A SITUAÇÃO NA SÍRIA PÓS-ASSAD
Cláudio Carraly*
A queda de Bashar al-Assad e seu exílio em Moscou marcaram o início de uma nova era para a Síria, após mais de uma década de guerra civil, esse conflito, cujas raízes podem ser rastreadas às tensões internas do regime, ao autoritarismo político, às demandas populares por reformas e aos interesses regionais e internacionais, resultou em uma devastação sem precedentes.
Relatórios do Alto Comissariado
das Nações Unidas para Refugiados (ACNUR) e do Escritório das Nações Unidas
para a Coordenação de Assuntos Humanitários (OCHA) ilustram a gravidade da
crise humanitária, enquanto análises de centros de pesquisa independentes, como
o Carnegie Middle East Center, apontam para a complexidade da
transição.
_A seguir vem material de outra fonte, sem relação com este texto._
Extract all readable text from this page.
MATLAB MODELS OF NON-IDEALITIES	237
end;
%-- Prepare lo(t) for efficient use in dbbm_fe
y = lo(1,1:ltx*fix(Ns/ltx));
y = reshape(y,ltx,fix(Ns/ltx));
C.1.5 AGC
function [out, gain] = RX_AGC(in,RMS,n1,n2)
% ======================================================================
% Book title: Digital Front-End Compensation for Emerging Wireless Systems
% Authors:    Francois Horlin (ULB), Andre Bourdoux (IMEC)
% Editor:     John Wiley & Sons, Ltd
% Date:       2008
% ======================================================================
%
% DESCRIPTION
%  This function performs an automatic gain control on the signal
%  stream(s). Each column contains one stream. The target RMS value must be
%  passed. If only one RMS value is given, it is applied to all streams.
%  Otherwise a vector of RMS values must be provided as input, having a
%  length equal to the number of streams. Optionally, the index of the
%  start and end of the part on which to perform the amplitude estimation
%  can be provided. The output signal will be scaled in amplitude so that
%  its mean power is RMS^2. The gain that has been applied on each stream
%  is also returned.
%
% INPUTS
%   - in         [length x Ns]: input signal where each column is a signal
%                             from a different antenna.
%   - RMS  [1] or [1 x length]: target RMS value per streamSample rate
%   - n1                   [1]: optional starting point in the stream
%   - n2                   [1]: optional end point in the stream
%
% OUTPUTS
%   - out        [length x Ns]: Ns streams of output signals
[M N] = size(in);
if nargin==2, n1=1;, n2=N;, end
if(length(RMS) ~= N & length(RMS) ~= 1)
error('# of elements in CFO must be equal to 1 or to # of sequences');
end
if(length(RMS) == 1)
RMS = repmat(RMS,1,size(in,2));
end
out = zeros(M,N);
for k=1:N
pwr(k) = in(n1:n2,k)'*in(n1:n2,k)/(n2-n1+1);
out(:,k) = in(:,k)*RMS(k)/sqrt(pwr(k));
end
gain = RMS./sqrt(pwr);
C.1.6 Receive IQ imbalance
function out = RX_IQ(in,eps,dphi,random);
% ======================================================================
Agora, o governo de transição, liderado por Mohammed al-Bashir,
enfrenta a tarefa monumental de restaurar a estabilidade, a legitimidade
institucional, a coesão social e a prosperidade econômica, ao mesmo tempo em
que tenta consolidar uma nova ordem política que reflita a diversidade étnica,
religiosa e cultural do país.
1. Reconstrução e Reorganização Política
A infraestrutura síria foi
reduzida a escombros, instituições estatais carecem de legitimidade e
funcionalidade, e o país precisa de uma nova Constituição que represente todos
os segmentos da sociedade, o governo de transição, formado por líderes
selecionados a partir de diversos grupos étnicos e religiosos, deve estabelecer
eleições inclusivas e transparentes. Observadores internacionais da ONU, bem
como de organizações da sociedade civil síria, estão colaborando para definir
critérios de seleção de candidatos, monitorar a campanha eleitoral e assegurar
um processo justo.
A instalação de comissões da
verdade, com apoio de entidades como a Comissão Internacional Independente de
Inquérito sobre a Síria, pode contribuir para investigar crimes de guerra e
fortalecer a justiça de transição, garantindo que a reconciliação nacional não
seja apenas retórica, mas um compromisso real com a prestação de contas e a
reparação das vítimas do regime anterior. Para que esses mecanismos funcionem
adequadamente, é fundamental investir em recursos técnicos, capacitar equipes
independentes e, sobretudo, promover uma cultura de transparência nas
instituições recém-formadas
2. Retorno dos Refugiados e Deslocados
Com mais de 6 milhões de
refugiados espalhados pelo mundo e outros 6 milhões de deslocados internos, o
retorno dessa população é essencial para a normalização do país. Contudo, a
falta de segurança, moradia adequada e acesso a serviços básicos como água,
saneamento, escolas e hospitais ainda é um entrave, o governo interino, apoiado
por doadores internacionais como alguns países da União Europeia, Estados
Unidos e Golfo, bem como instituições como o Banco Mundial, tem buscado
recursos para reconstruir infraestrutura crítica.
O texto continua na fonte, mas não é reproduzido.